Emerging design collectives were presented in the NEW GARDE section. A shared interest in childhood memories and the emotions associated with them was particularly evident in their works. For example, in the Inventario collection, Venezuelan designer María Laura Camejo reinterprets furniture objects through the lens of memories of her childhood home. A rocking chair, a chest, and a folding screen—familiar wooden forms—were rendered in metal. This approach is not only a material experiment but also a conceptual play on contrast: the warmth of memory (wood) versus the coldness of time’s passage (metal).
Among the other sections, FASHION explored the intersection of design and fashion, while VIGNETTE unfolded as a series of immersive “mise-en-scènes” curated by interior designer Michael Hilal.
  • Kawabi x Of The Cloth. Confluence collection. Credit: Collectible Design Fair.
  • Marcela Cure. Materia Colectiva collection. Credit: Collectible Design Fair.
  • Tuleste Factory stand. Afterglow collection. Credit: Collectible Design Fair.
The fair also featured special projects. One of them was Table Top by Michael Yarinsky and Allan Wexler. The artists address the rituals of dining, and the work forms part of the broader research project A New Futurist Cookbook. The project draws inspiration from F. T. Marinetti’s 1932 culinary manifesto.
  • Mad Tea Table by Touch With Eyes. Credit: Collectible Design Fair.
  • Table Top by Michael Yarinsky and Allan Wexler. Special projects section. Credit: Collectible Design Fair.
  • Toro Manifesto booth. Credit: Collectible Design Fair.
The fair’s most widely discussed section was CURATED, presented under the programmatic title In Praise of Folly. Curated by Hannah Martin, Senior Design Editor at Architectural Digest, the section took as its point of departure the architectural phenomenon of the folly. Popular in 18th-century Europe, follies were structures created not for practical use but as aesthetic gestures—acts of play, imagination, and symbolism. Martin reframes this historical concept through the lens of contemporary design.
Highlights included a sculptural lamp by American artist Autumn Casey, referencing the visual language of Tiffany stained glass, as well as Fika, a cherrywood table by Thomas Yang Studio, whose base is ornamented with nails shaped like small wildflowers.
  • Thomas Yang studio. FIKA table. Credit: Collectible Design Fair.
  • Objects from the Curated section. Credit: Collectible Design Fair.
  • Silence Please x Tang Thousand, Special projects section. Credit: Collectible Design Fair.
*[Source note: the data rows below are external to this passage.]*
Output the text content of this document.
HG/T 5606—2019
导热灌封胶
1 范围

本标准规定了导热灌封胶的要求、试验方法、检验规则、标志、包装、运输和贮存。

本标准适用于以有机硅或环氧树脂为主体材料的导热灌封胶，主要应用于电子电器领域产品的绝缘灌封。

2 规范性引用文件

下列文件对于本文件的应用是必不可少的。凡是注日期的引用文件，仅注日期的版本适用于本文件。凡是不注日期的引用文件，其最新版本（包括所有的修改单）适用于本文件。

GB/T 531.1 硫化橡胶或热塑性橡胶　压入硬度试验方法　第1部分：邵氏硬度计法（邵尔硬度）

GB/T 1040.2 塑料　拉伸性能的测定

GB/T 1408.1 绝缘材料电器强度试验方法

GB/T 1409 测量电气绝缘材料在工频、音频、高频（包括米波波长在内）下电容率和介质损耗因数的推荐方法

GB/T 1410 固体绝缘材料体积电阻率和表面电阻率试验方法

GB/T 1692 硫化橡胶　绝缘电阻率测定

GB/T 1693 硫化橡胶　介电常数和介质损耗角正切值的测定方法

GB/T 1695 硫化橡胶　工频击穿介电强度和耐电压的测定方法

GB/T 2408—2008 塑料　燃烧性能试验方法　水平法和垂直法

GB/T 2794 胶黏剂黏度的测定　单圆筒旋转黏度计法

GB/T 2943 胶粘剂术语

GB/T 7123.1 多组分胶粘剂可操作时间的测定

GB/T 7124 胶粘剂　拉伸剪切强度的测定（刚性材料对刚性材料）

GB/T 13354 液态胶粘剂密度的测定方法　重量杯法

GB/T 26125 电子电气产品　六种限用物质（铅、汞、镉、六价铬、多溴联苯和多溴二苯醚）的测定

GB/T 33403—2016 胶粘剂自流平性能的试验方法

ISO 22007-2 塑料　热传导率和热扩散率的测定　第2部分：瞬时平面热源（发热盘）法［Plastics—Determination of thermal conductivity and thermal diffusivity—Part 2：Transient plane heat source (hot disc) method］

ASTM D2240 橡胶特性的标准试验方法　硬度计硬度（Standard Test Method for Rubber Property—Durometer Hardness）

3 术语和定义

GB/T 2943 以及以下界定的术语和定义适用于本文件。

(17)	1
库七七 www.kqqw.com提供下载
After surveying the fair, an interesting observation emerges: contemporary collectible design is increasingly oriented toward the inner states of the individual—memory, association, and personal experience. At the core of this approach is an immersion into the atmosphere of an “other world.” Artists and designers are working with emotion as a primary objective rather than a secondary effect. Immersion, sensory practices, and emotional expressiveness are becoming defining characteristics of collectible design in 2025.